Ob einer vor Gericht Recht bekommt, hängt auch von dem ab, was die derzeitige Öffentlichkeit, zu der ja auch die Richter gehören, meint, denkt und zu wissen glaubt. Ende der 1990er-Jahre tauchten erste Meldungen auf, die ein Golfkriegs-ähnliches „Balkan-Syndrom“ beschrieben, sogar bei deutschen Truppen im Kosovo. Da schlugen die Medienmogule des Mainstream zu: Gero von Randow publizierte Januar 2001 in der ZEIT einen Artikel, der die Ausflüchte der Militärs als einzig richtige Faktenlage hinstellte und alle Fragen nach der Uranmunition für beantwortet erklärte. Abrupt kehrte mediales Schweigen ein (Wagner S.159).

So zeichnet Wagner die Medienlage zum Thema „Golfkriegssyndrom“ Anfang 2001 nach. Danach kam 9/11 und der „Krieg gegen den Terror“, also der Rachefeldzug der USA und ihrer NATO-Verbündeten, natürlich mit Uranwaffen. Afghanistan wurde mit weit überlegener Feuerkraft sturmreif geschossen und für 20 Jahre besetzt, der Irak überfallen, angeblich, um Saddams „Massenvernichtungswaffen“ zu eliminieren. Die existierten aber nicht. Wie wir heute wissen, ging es in Wahrheit um Geopolitik und Erdöl. Massenvernichtungswaffen setzte dagegen G.W.Bush ein: Uranbomben und -granaten, die einen leichten Sieg garantierten und das Land mit dem radioaktiven Schwermetall verseuchten.

Der ehemals gut etablierte WDR-Dokumentarfilmer Frieder Wagner deckt in seinem Buch eine ungeheuerliche Verschwörung von NATO-Militärs, Machthabern und Medien auf: Seit Jahrzehnten blockieren die NATO-Vetomächte im UN-Sicherheitsrat (USA, Großbritannien, Frankreich) ein Verbot der Uranwaffen, unterstützt nur von Israel. 2012 stimmte eine überwältigende Mehrheit von 155 Staaten gegen dieses Kartell, sogar Deutschland wollte die Uranwaffen verbieten. Bei einer erneuten Abstimmung 2014 waren nur noch 150 Staaten für die Ächtung der Uranmunition, Deutschland und baltische Staaten enthielten sich plötzlich der Stimme -eine Wirkung der Westmedien-Blockade von Informationen zum Thema?
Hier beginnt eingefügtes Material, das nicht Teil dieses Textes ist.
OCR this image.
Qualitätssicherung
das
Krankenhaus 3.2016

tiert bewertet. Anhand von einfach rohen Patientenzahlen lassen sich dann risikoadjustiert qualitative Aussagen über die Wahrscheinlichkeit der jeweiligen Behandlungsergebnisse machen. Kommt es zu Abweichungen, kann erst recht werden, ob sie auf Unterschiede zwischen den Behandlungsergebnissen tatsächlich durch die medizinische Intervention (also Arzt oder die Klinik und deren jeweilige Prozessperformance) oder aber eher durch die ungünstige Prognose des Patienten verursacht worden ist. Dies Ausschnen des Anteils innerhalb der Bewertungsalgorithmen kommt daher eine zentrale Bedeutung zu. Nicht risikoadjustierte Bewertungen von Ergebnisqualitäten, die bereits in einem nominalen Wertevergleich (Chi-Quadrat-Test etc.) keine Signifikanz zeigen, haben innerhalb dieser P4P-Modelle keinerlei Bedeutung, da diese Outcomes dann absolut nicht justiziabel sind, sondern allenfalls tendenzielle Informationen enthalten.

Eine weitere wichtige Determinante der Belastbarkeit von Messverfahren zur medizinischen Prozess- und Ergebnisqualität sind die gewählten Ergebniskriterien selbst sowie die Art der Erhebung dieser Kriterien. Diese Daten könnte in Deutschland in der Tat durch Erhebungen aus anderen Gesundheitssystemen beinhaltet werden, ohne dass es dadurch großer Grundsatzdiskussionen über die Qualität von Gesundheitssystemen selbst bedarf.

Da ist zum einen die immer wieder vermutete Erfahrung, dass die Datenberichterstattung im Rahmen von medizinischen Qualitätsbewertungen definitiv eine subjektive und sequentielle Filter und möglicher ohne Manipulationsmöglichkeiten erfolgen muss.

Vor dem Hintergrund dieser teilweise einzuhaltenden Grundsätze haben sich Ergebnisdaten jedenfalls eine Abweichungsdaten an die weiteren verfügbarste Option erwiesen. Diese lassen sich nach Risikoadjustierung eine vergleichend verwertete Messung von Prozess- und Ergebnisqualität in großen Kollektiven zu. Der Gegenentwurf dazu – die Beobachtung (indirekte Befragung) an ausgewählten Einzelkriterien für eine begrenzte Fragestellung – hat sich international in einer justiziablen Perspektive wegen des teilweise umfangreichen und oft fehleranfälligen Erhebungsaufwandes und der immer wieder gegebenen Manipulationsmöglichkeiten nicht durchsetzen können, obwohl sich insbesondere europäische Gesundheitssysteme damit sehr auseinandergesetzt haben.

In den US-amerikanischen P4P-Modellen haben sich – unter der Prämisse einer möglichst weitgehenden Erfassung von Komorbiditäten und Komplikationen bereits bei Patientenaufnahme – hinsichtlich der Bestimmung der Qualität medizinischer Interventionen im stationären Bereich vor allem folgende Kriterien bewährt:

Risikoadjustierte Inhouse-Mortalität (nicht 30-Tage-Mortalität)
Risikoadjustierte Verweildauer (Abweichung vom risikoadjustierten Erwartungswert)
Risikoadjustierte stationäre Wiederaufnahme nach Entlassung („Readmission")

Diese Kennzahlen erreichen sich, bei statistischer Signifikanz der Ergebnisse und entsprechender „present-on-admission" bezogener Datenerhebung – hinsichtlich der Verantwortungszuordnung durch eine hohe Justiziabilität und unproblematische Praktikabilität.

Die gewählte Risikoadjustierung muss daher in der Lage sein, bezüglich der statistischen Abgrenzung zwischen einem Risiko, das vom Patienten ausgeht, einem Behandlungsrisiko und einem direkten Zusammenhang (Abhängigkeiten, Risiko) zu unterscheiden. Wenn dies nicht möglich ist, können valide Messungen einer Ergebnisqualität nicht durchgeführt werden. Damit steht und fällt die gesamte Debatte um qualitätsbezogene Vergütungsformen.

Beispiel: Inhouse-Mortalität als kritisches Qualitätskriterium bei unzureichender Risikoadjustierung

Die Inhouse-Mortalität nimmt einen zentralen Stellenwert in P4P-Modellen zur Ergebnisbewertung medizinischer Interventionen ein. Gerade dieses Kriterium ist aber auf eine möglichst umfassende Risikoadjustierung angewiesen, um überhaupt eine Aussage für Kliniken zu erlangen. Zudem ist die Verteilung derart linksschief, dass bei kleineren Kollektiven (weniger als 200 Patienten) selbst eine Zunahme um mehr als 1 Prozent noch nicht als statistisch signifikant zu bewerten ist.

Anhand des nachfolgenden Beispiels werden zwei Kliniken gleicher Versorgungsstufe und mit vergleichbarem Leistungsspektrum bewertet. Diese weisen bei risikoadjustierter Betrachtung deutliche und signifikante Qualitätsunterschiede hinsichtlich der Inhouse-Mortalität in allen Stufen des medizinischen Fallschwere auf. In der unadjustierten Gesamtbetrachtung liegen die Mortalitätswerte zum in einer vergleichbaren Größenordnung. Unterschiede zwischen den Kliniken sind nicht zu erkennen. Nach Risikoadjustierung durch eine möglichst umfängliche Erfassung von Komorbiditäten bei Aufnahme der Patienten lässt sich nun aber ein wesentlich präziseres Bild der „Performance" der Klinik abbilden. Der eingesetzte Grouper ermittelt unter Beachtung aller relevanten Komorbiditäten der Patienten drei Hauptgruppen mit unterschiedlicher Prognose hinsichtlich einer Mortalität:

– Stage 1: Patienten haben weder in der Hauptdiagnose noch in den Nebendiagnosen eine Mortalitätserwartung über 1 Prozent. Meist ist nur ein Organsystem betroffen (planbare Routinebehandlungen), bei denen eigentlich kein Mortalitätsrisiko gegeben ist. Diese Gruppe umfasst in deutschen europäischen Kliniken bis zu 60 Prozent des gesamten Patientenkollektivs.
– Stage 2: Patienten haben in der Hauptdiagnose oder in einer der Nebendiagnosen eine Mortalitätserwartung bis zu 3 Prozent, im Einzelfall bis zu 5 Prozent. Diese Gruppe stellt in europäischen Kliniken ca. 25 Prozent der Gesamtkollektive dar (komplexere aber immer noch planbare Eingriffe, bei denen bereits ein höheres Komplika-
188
Uran ist chemisch giftig und eine Strahlenquelle, die beiden toxischen Wirkungen potenzieren sich gegenseitig zu einen schleichend-tödlichen Giftcocktail. Die Uranmunition-Befürworter benutzen denselben Trick wie die Klima-Skeptiker: Sie finden willige Wissenschaftler, die einen sinnlosen Disput darüber simulieren, ob die tödlichen Wirkungen nun von der Strahlung oder der chemischen Giftigkeit herrühren, ob sie überhaupt existieren und wenn ja, ob sie nicht von anderem als Uranwaffen herrühren. Die Uranwaffen-Kritiker haben die überzeugenden Argumente, werden aber nicht gehört bzw. man beruft sich darauf, die Gelehrten würden ja noch streiten. Dieser miese Trick gelingt hier nur, weil die Westmedien Augen und Ohren vor dem offensichtlichen Leid der Millionen Opfer verschließen. Zumal wenn die Opfer Serben oder Moslems sind, die medial ohnehin in Dauerschleife diskriminiert, gedemütigt und dämonisiert werden.

Balkan-Syndrom: Bundeswehrsoldaten klagen vergeblich

Weniger leicht zieht diese auf rassistischen Ressentiments basierende Medien-Masche, wenn das Opfer „einer von uns“ ist, ein weißer Deutscher wie der Kosovo-Soldat André Horn. Buchautor Frieder Wagner widmet André Horn und dessen von Uranverseuchung verursachtem Leiden und Todeskampf ein eigenes Kapitel. Er begleitet die Hinterbliebenen bei ihren jahrzehntelangen, bisher erfolglosen Versuchen, Bundeswehr und Verteidigungsminister Scharping (SPD) zu einem Schuldeingeständnis und Schadensersatz zu verklagen. In Italien gelang es dagegen am Balkan-Syndrom erkrankten Kosovo-Veteranen bzw. ihren Hinterbliebenen, von der Regierung Entschädigungen einzuklagen.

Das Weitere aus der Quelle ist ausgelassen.